I think what it will take for a real community project is a dedicated team (DR), a very well organized and flexible website, not just a strong leader but one who motivates, encourages and actually does some work once in awhile, a true design document outlining the full project in detail not 1 page of 'This game is going to be amazing with awesome particle effects, loads of guns, hundreds of ships and thousands of NPCs' riiiiight. I should know. I did that with my original game, Smoke, which was a online-FPS not at all unlike Counter-Strike with an amazing terrain system, detailed models and spot on physics. It reached about 10% development.

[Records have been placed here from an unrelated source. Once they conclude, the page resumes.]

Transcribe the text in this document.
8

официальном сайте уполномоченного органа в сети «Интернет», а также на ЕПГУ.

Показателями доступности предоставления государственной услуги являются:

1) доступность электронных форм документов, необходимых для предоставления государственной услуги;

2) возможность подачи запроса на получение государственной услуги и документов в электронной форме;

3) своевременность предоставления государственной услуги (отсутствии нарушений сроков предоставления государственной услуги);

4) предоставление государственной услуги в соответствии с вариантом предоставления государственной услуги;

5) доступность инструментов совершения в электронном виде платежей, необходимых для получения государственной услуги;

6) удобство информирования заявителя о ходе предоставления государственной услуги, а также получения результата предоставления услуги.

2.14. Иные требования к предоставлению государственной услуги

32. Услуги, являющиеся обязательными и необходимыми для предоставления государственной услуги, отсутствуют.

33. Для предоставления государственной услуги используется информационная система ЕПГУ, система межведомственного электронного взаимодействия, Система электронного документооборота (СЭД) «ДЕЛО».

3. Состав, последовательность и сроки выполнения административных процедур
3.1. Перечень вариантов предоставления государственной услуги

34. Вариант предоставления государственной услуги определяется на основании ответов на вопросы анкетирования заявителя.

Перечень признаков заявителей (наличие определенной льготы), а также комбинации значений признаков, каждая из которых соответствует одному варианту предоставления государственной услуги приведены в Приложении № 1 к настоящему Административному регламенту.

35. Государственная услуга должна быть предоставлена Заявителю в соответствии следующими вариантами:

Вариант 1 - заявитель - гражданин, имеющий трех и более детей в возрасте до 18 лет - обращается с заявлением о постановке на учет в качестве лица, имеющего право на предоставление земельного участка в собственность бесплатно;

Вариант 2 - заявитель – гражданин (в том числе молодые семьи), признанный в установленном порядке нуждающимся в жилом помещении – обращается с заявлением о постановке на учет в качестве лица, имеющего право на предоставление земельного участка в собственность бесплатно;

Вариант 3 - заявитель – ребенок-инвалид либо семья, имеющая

The team was very talented, dedicated. Where did we fall? Me and the woeful design doc. I wasn't exactly what you would call wise, I thought game making was a stride, 'Hey! Load up that Quake 3 map, add a few guns and people, let 'em loose, and bam! InstaGame - Coming soon from Microsoft', I eventually realised that Smoke was too ambitious and stopped it. I then began my 1-man quest and developed scads of little DD games on my own and only released one (very sucky) strategy game, Warmaster.
Wow, I strayed from the point. However the big point is: Making games is fun, so if you are going to do a community game, organize it just right so its enjoyable for the team and for you while creating the masterpiece, don't make a deadline, otherwise the stress kills motivation which in turn makes you lose team members, but also don't make it 'Release date: Whenever' still have a sense of 'we need to get this done' or members will lose interest.
Lots to think about, lots to do, lots of fun.